The NUCALA patient

Once you have diagnosed eosinophilic granulomatosis with polyangiitis (EGPA), it is important to determine if NUCALA should be a part of your treatment strategy.

Although there is no typical EGPA presentation, these hypothetical profiles provide a composite of patients in the clinical trial.1,2 These profiles are not intended to represent all patients with EGPA.

PATIENT PROFILE

High dose prednisone patient type
High dose prednisone patient type

David, age 37 | Diagnosed at age 35

“I look healthy on the outside and it’s hard to explain. I worry about my EGPA disease, and I dislike having to take such a high dose of prednisone to help keep me from flaring.”

Medical history

EGPA-related symptoms:

  • Adult-onset asthma
  • Nasal polyps, allergic rhinosinusitis
  • Myalgia
  • Anosmia

BVAS* at last visit:

  • 0

Primary clinical concern:

  • Patient has required 10 mg to 15 mg of a daily oral corticosteroid (OCS) to control his EGPA-related symptoms and flares. Attempts to decrease his steroid dose have been unsuccessful, leading to relapse

Current therapy

  • Prednisone 10 mg/day
  • Fluticasone propionate/salmeterol 500/50 mcg twice daily

Current labs/tests

  • Eosinophils: 750 cells/μL (more than 11% of total white blood cells)
  • ANCA-positive

PATIENT PROFILE

Daily oral corticosteroids and immunosuppressants patient type
Daily oral corticosteroids and immunosuppressants patient type

Diane, age 49 | Diagnosed at age 46

“My symptoms are currently under control, but only with daily oral corticosteroids and immunosuppressants. I wish I had fewer relapses.”

Medical history

EGPA-related symptoms:

  • Adult-onset asthma and rhinitis
  • Numbness and pain in hands and feet

BVAS* at last visit:

  • 3

Primary clinical concern:

  • Patient has a history of multiple relapses. She has been taking varying doses of oral steroids for asthma for 6 years, which was then diagnosed as EGPA. Her latest relapse was 6 months ago, with EGPA symptoms that involved increased difficulty with hand grip and numbness in her feet
  • The relapse was successfully treated with IV cyclophosphamide (concluded 4 weeks ago) and high-dose steroids. Despite this treatment, she continues to experience residual foot numbness. Patient’s symptoms are currently managed on an immunosuppressant and steroids, but she would like to discontinue the oral steroid, if possible

Current therapy

  • Prednisone 7.5 mg daily
  • Methotrexate 20 mg weekly
  • Folic acid 2 mg daily
  • Fluticasone propionate/salmeterol 500/50 mcg twice daily

Current labs/tests

  • Eosinophils: 350 cells/μL (5% of white blood cells)
  • ANCA-positive

PATIENT PROFILE

Repeated flares patient type
Repeated flares patient type

John, age 55 | Diagnosed at age 48

“I’m frustrated by the lack of control over my EGPA symptoms and repeated flares.
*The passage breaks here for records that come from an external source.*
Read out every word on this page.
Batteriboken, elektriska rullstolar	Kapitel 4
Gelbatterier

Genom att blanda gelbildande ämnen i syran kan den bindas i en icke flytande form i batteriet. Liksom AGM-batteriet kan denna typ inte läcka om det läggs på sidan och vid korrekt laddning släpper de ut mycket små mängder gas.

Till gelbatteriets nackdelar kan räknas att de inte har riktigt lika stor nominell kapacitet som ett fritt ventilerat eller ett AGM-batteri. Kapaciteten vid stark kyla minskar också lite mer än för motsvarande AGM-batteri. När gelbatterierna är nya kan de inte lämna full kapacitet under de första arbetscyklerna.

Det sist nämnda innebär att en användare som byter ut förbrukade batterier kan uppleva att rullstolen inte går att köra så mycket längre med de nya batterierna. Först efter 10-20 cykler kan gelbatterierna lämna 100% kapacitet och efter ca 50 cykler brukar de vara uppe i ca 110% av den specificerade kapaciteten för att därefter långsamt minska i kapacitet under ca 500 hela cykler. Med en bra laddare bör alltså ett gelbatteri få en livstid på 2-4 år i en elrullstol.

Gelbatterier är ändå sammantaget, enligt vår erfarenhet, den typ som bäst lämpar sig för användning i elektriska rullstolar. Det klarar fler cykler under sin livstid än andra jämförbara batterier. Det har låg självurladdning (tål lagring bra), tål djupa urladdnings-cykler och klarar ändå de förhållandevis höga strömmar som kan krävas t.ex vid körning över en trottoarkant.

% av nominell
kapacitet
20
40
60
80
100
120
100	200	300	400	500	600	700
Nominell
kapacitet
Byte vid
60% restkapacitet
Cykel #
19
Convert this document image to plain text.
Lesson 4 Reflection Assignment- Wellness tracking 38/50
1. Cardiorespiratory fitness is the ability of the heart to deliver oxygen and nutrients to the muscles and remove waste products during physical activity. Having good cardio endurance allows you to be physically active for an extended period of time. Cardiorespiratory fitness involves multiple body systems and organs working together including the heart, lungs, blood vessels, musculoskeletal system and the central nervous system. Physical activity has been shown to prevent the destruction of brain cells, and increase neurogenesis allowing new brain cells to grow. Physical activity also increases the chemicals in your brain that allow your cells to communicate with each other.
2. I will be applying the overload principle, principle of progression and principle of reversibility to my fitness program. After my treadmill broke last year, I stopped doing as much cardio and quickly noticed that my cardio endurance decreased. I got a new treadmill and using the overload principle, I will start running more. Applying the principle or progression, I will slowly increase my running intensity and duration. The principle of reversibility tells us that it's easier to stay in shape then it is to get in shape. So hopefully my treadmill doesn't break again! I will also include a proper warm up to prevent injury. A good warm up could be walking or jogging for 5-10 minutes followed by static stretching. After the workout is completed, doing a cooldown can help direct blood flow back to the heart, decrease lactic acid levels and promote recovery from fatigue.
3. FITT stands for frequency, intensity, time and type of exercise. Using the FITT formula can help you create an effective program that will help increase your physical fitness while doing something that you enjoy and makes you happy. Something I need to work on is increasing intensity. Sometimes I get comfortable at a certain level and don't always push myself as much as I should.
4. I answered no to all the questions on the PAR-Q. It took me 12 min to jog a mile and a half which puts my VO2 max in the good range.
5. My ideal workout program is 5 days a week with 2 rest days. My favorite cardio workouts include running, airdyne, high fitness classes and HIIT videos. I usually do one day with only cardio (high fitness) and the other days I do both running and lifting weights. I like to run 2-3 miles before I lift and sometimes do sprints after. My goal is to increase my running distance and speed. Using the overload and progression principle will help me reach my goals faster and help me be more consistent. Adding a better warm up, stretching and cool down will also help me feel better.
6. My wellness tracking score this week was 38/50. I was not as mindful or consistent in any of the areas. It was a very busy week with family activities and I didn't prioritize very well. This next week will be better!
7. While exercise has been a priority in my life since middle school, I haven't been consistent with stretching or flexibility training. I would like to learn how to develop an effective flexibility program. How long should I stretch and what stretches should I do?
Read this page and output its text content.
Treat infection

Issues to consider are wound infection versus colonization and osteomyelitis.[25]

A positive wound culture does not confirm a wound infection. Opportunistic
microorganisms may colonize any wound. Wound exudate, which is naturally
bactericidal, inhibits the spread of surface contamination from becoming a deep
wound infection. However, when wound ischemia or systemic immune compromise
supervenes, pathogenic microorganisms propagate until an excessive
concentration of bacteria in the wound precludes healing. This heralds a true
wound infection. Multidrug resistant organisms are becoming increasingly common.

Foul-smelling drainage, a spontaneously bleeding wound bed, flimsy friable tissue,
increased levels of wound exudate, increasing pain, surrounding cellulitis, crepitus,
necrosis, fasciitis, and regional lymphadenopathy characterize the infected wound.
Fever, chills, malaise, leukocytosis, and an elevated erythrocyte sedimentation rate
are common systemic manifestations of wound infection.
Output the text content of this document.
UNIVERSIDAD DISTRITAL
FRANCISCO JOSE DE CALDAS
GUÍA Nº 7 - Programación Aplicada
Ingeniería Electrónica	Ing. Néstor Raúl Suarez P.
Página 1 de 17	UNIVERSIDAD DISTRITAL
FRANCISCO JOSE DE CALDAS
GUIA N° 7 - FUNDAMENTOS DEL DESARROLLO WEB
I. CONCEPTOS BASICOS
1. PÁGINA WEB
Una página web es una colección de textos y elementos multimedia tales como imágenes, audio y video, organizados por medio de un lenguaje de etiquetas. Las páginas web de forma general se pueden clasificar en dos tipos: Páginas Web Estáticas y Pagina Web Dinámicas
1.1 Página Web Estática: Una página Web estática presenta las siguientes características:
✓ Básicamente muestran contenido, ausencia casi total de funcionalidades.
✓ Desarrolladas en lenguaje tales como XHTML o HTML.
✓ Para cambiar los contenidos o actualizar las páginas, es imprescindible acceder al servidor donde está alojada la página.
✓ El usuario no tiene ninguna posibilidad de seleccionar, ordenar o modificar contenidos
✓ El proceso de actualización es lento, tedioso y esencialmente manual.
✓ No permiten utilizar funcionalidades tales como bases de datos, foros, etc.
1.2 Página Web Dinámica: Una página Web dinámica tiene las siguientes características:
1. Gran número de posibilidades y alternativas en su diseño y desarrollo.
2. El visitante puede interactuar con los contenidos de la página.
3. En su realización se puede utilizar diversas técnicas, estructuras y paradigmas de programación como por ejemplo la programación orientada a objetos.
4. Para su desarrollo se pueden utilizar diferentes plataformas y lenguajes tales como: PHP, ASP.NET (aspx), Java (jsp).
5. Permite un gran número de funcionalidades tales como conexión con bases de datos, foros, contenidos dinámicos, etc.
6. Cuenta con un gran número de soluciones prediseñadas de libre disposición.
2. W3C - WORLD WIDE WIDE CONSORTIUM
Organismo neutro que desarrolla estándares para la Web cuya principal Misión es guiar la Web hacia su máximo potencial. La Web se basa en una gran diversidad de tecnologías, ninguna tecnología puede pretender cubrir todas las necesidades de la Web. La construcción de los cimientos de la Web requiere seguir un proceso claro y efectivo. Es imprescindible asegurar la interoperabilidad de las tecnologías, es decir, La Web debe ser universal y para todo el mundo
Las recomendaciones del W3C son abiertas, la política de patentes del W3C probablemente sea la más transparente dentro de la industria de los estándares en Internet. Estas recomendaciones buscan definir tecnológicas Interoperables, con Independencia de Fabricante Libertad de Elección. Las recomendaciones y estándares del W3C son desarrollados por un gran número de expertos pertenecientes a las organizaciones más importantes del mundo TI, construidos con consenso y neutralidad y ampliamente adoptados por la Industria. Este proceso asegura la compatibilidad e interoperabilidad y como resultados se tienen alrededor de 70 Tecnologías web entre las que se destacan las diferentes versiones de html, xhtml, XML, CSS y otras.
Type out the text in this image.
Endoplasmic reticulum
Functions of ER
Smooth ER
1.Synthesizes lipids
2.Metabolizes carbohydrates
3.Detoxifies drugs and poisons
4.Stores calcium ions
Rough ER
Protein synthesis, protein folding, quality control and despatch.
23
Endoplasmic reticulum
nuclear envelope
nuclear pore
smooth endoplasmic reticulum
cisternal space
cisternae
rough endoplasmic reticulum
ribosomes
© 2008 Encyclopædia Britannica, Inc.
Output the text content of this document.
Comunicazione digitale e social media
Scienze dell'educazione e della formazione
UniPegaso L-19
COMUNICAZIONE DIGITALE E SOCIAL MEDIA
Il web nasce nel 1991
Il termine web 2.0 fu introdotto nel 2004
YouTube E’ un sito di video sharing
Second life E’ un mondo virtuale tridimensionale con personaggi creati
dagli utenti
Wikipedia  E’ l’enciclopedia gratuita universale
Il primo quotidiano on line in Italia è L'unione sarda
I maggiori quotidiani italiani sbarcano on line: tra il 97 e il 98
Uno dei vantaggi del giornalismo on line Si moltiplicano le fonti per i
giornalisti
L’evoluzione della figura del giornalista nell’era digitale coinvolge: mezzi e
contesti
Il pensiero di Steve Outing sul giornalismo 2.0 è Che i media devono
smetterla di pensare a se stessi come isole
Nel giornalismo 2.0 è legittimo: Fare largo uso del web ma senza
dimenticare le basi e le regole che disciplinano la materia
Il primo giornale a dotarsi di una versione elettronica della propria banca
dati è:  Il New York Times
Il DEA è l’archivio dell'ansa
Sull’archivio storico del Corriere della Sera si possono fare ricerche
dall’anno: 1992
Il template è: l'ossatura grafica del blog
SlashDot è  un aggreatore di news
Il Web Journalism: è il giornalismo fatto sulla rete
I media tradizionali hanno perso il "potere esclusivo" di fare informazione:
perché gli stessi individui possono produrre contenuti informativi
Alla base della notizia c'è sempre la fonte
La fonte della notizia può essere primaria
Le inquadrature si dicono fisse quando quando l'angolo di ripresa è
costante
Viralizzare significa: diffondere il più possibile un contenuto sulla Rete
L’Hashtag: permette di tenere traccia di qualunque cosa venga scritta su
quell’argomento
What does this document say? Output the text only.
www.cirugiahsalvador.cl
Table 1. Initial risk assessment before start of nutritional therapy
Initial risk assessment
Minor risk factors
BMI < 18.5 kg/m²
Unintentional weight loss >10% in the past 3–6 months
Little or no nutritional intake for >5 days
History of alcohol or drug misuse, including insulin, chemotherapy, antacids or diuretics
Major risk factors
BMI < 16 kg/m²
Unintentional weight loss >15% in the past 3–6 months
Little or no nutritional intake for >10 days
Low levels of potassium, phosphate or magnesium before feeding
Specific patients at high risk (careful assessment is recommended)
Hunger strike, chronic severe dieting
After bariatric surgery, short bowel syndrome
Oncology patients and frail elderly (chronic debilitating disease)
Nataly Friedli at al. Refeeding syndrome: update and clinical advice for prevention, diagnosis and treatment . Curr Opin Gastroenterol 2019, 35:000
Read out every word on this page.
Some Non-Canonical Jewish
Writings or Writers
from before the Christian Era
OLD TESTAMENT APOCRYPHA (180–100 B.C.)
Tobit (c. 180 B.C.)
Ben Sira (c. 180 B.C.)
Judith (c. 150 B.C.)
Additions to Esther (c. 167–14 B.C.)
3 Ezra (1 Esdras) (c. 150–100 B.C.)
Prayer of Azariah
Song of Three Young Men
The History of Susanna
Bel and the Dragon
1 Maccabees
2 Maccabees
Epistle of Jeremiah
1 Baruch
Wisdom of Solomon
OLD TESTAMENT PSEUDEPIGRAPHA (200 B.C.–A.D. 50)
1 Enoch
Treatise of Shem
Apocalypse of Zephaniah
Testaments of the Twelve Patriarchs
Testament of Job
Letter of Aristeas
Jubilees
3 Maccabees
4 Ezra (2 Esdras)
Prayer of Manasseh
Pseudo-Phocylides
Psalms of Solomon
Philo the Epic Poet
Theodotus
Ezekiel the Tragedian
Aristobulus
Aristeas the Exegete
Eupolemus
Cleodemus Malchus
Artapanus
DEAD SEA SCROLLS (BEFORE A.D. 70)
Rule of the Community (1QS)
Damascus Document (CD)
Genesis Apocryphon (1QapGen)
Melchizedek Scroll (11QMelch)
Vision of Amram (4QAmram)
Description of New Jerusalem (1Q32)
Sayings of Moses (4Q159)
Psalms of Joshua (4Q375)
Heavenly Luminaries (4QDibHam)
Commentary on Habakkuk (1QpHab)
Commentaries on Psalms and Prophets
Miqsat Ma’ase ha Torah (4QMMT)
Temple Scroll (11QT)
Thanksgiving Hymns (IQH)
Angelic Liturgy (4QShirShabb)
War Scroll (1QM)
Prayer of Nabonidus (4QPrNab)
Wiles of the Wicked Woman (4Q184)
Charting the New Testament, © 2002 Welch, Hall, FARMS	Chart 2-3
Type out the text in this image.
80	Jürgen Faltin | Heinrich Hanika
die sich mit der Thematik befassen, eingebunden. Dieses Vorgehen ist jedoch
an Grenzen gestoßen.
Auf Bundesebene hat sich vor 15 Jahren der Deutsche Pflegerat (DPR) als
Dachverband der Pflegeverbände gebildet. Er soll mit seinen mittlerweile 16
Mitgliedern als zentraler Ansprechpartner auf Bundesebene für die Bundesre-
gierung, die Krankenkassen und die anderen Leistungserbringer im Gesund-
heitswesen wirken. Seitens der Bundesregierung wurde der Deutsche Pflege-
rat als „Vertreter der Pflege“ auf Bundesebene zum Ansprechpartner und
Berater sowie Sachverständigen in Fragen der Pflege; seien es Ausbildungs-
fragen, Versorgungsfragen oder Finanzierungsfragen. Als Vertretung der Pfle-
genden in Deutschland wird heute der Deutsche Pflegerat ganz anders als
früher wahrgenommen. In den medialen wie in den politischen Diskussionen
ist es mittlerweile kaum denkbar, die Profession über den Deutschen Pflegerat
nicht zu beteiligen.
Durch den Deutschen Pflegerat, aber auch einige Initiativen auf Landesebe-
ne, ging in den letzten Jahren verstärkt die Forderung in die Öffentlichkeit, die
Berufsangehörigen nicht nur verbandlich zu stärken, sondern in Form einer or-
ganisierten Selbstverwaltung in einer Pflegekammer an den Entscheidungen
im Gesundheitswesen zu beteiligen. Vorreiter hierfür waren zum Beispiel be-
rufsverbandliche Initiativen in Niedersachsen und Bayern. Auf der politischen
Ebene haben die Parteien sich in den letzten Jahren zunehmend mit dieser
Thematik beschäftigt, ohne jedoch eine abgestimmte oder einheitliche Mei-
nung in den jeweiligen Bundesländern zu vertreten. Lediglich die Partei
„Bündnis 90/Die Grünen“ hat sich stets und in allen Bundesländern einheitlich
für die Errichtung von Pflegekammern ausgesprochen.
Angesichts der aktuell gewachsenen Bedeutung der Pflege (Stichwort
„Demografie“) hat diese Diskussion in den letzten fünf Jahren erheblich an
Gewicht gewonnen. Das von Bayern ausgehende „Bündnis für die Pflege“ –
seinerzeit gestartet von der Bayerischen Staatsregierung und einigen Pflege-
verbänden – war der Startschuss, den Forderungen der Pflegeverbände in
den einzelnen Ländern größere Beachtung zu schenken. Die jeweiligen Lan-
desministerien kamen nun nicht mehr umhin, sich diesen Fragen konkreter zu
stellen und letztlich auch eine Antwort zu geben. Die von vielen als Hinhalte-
Even when my symptoms are controlled, I’m always waiting for the hammer to drop.”

Medical history

EGPA-related symptoms:

  • Asthma, sinusitis, and nasal growths
  • Muscle and joint pain

BVAS* at last visit:

  • 4

Primary clinical concern:

  • Patient experienced 3 relapses in the last 3 years, including an ICU admission for respiratory disease. Despite treatment with oral corticosteroids, immunosuppressants, and inhaled asthma medications, the patient’s muscle and joint pain and respiratory symptoms have not been well-controlled

Current therapy

  • Prednisone 10 mg daily
  • Azathioprine 150 mg daily
  • BREO 200/25 mcg daily
  • Albuterol 2 puffs, 3 times a day, as needed

Current labs/tests

  • Eosinophils: 500 cells/μL (8% of white blood cells)
  • ANCA-negative
  • Positive biopsy of the muscle that showed perivascular eosinophilic infiltration

*BVAS is typically used to assess vasculitis activity in clinical trials, but is not routinely used in clinical practice.3

ANCA=antineutrophil cytoplasmic antibody; BVAS=Birmingham Vasculitis Activity Score; ICU=intensive care unit.